Reports abound in the media about AI companies entering into licensing deals with organisations including media organisations and other image, video and content libraries to enable the use of content to train AI models.
These deals are being negotiated against a backdrop of uncertainty and litigation regarding the use of works for AI model training, and in the face of action from rightsholders to prevent content being used without consent. AI developers are increasingly looking to secure access to content, and to partner with third parties, amid reports of a decrease in the availability of publicly available material to train AI models.
AI model training and the use of IP protected content
The process of training AI large language models requires access to enormous amounts of content - including text, images, video and data. To date, many AI systems have been trained on publicly available content, with AI developers scraping the internet in order to train models.
However, issues arise where content protected by IP rights including copyright is used without consent. There is a raft of litigation in this area in the US, while in the UK, Getty brought a case last year against Stability AI alleging infringement of its IP rights in relation to the training of the automatic image generator Stable Diffusion.

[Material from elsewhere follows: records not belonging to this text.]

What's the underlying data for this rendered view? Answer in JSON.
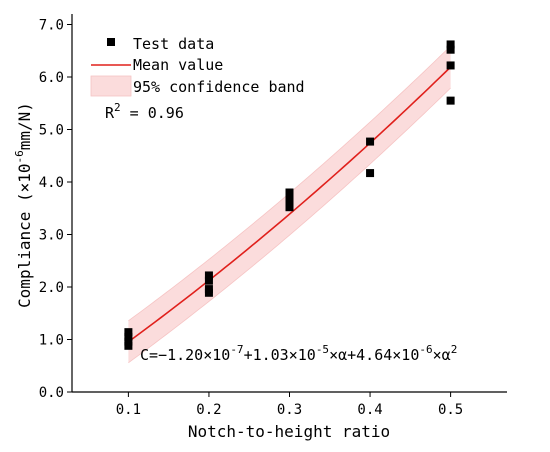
{
  "chart_data": {
    "type": "scatter",
    "xlabel": "Notch-to-height ratio",
    "ylabel_main": "Compliance (×10",
    "ylabel_exp": "-6",
    "ylabel_tail": "mm/N)",
    "xlim": [
      0.03,
      0.57
    ],
    "ylim": [
      0.0,
      7.2
    ],
    "xticks": [
      0.1,
      0.2,
      0.3,
      0.4,
      0.5
    ],
    "xtick_labels": [
      "0.1",
      "0.2",
      "0.3",
      "0.4",
      "0.5"
    ],
    "yticks": [
      0.0,
      1.0,
      2.0,
      3.0,
      4.0,
      5.0,
      6.0,
      7.0
    ],
    "ytick_labels": [
      "0.0",
      "1.0",
      "2.0",
      "3.0",
      "4.0",
      "5.0",
      "6.0",
      "7.0"
    ],
    "grid": false,
    "legend_position": "top-left",
    "legend": {
      "test_data": "Test data",
      "mean_value": "Mean value",
      "band": "95% confidence band"
    },
    "r2_label": "R",
    "r2_exp": "2",
    "r2_value": " = 0.96",
    "equation": {
      "p1": "C=−1.20×10",
      "e1": "-7",
      "p2": "+1.03×10",
      "e2": "-5",
      "p3": "×α+4.64×10",
      "e3": "-6",
      "p4": "×α",
      "e4": "2"
    },
    "test_data": [
      {
        "x": 0.1,
        "y": 1.14
      },
      {
        "x": 0.1,
        "y": 1.05
      },
      {
        "x": 0.1,
        "y": 0.96
      },
      {
        "x": 0.1,
        "y": 0.88
      },
      {
        "x": 0.2,
        "y": 2.22
      },
      {
        "x": 0.2,
        "y": 2.12
      },
      {
        "x": 0.2,
        "y": 1.96
      },
      {
        "x": 0.2,
        "y": 1.89
      },
      {
        "x": 0.3,
        "y": 3.8
      },
      {
        "x": 0.3,
        "y": 3.68
      },
      {
        "x": 0.3,
        "y": 3.58
      },
      {
        "x": 0.3,
        "y": 3.52
      },
      {
        "x": 0.4,
        "y": 4.77
      },
      {
        "x": 0.4,
        "y": 4.17
      },
      {
        "x": 0.5,
        "y": 6.62
      },
      {
        "x": 0.5,
        "y": 6.52
      },
      {
        "x": 0.5,
        "y": 6.22
      },
      {
        "x": 0.5,
        "y": 5.55
      }
    ],
    "mean_curve": {
      "coefficients": {
        "c0": -1.2e-07,
        "c1": 1.03e-05,
        "c2": 4.64e-06
      },
      "scale": 1e-06,
      "x_range": [
        0.1,
        0.5
      ]
    },
    "band_half_width": 0.4,
    "colors": {
      "mean_line": "#e0201c",
      "band_fill": "#fbdcdc",
      "band_edge": "#f6c4c4",
      "marker": "#000000",
      "axis": "#000000"
    }
  }
}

Aside from litigation, rightsholders are increasingly putting in place measures to prevent their works from being used without consent, including by setting up paywalls, changing terms of service and using robots.txt files on websites to block AI bots. On an EU level, the EU AI Act clarifies that providers of general purpose AI models will need to obtain authorisation to carry out text and data mining - a technique that may be used extensively in model training - where a rightsholder has reserved their rights to opt out of certain text and data mining – please see our article on this here.
Licensing deals
Amidst these developments, developers have been looking to contract with organisations to license content for AI model training.

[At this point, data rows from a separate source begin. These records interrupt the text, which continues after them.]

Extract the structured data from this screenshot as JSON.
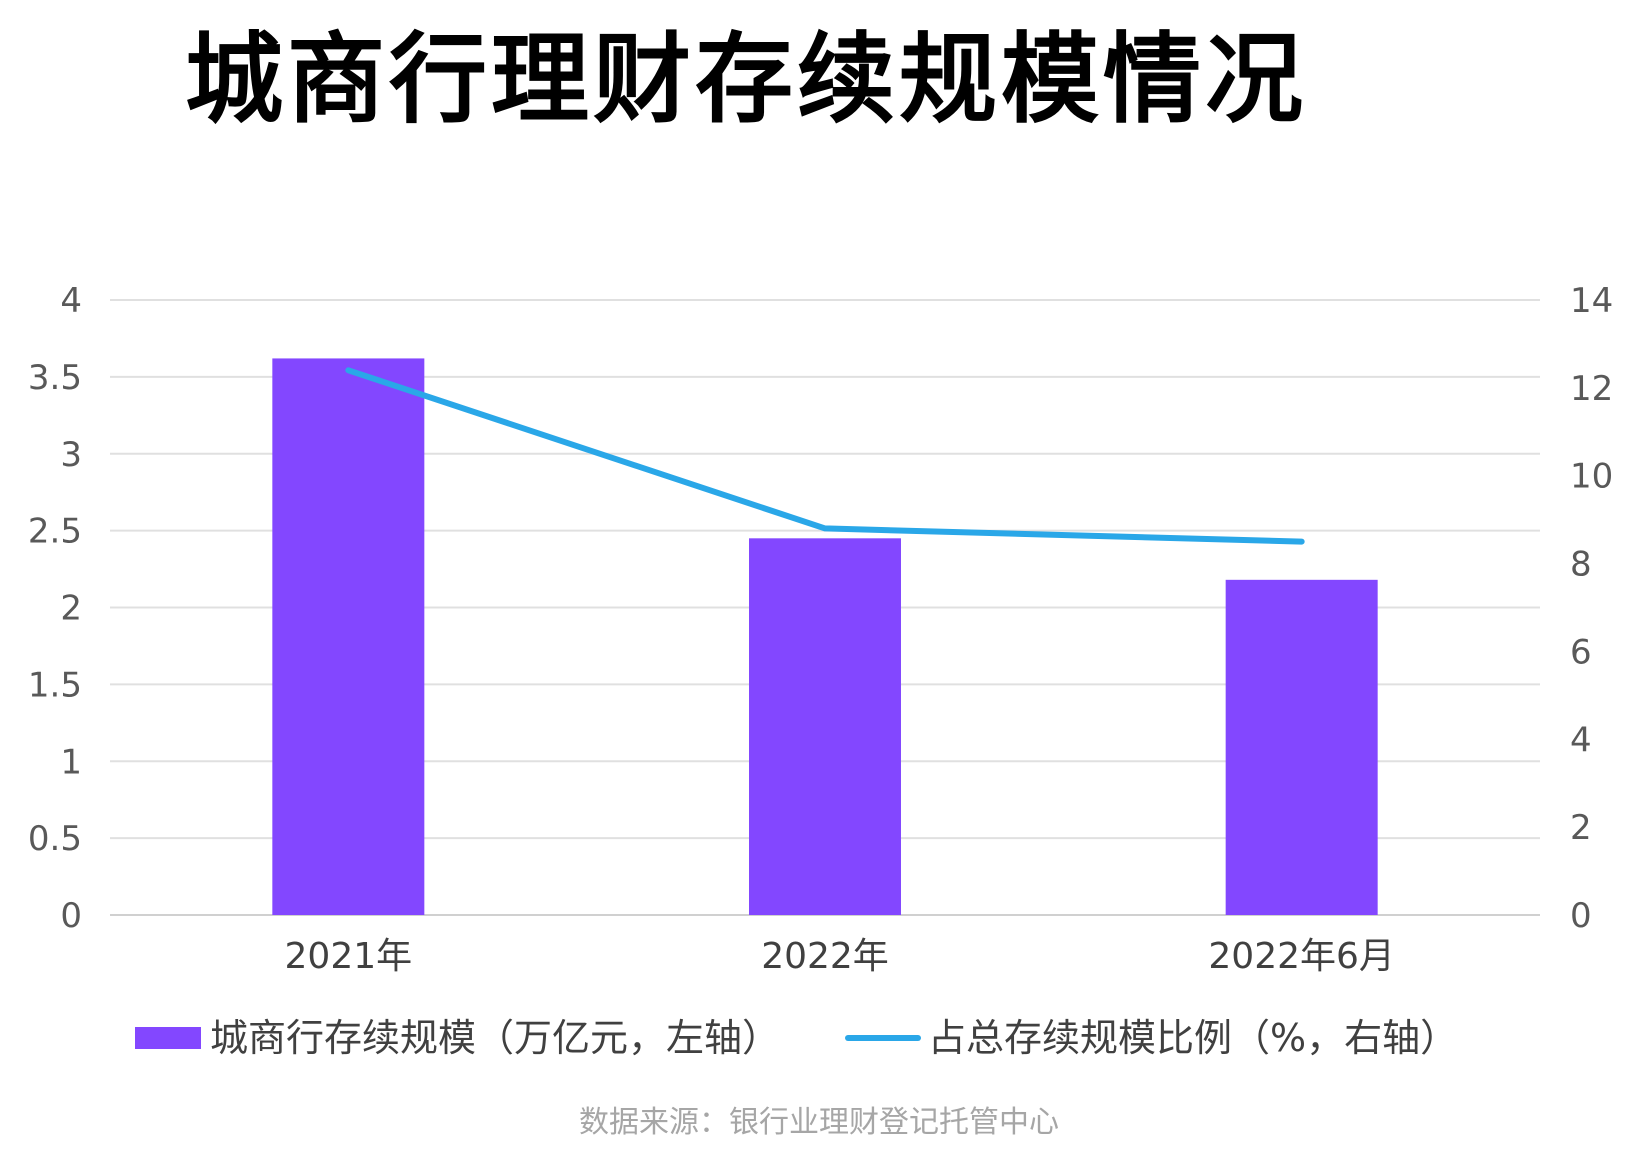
{
  "chart_data": {
    "type": "bar",
    "title": "城商行理财存续规模情况",
    "categories": [
      "2021年",
      "2022年",
      "2022年6月"
    ],
    "series": [
      {
        "name": "城商行存续规模（万亿元，左轴）",
        "type": "bar",
        "axis": "left",
        "values": [
          3.62,
          2.45,
          2.18
        ],
        "color": "#8347ff"
      },
      {
        "name": "占总存续规模比例（%，右轴）",
        "type": "line",
        "axis": "right",
        "values": [
          12.4,
          8.8,
          8.5
        ],
        "color": "#2aa7e8"
      }
    ],
    "y_left": {
      "ylim": [
        0,
        4
      ],
      "ticks": [
        "0",
        "0.5",
        "1",
        "1.5",
        "2",
        "2.5",
        "3",
        "3.5",
        "4"
      ]
    },
    "y_right": {
      "ylim": [
        0,
        14
      ],
      "ticks": [
        "0",
        "2",
        "4",
        "6",
        "8",
        "10",
        "12",
        "14"
      ]
    },
    "xlabel": "",
    "ylabel": "",
    "grid": true,
    "legend_position": "bottom",
    "source": "数据来源：银行业理财登记托管中心"
  }
}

The most widely reported deals in this space to date are with news publishers, and deals have been reported with a host of international news organisations including Associated Press, Axel Springer, Le Monde, the Financial Times, News Corp, Vox Media, the Atlantic, Time and Conde Nast. It isn’t just news publishers that are signing, however, and deals have also been reported with companies including Shutterstock and Reddit. Separately, there is a growing number of companies set up to license content for AI model training.
Developers will hope that these agreements can secure access to content and prevent litigation, while giving them a competitive edge against their rivals. Depending on the nature of each specific deal, they may also hope to leverage the brand power of the partnering organisations. There can also be practical benefits to taking a licence – for example, being able to stipulate the format of content.
Content providers will hope to monetize their IP, and to set clear parameters around what developers may use and for what purpose. They may also hope to direct traffic to their own sites and potentially to use the relevant AI technology for their own products and services. Given the uncertainties regarding the legal position, and the developing nature of the technology, we suspect there will continue to be debate among rightsholders as to whether to license, and the form this should take.
In the UK, the Society of Authors and the Creators Rights Alliance have both recently written open letters (see here and here) to AI developers to assert their rights. In both of these cases, they urge developers to agree terms with rightsholders, and point to the fact that licensing opportunities exist and are being developed.
It will be interesting to see how the market for licensing advances, and in particular how efforts to put in place collective licences may play out. As with everything AI the situation is developing at pace, and we look forward to seeing how this evolves.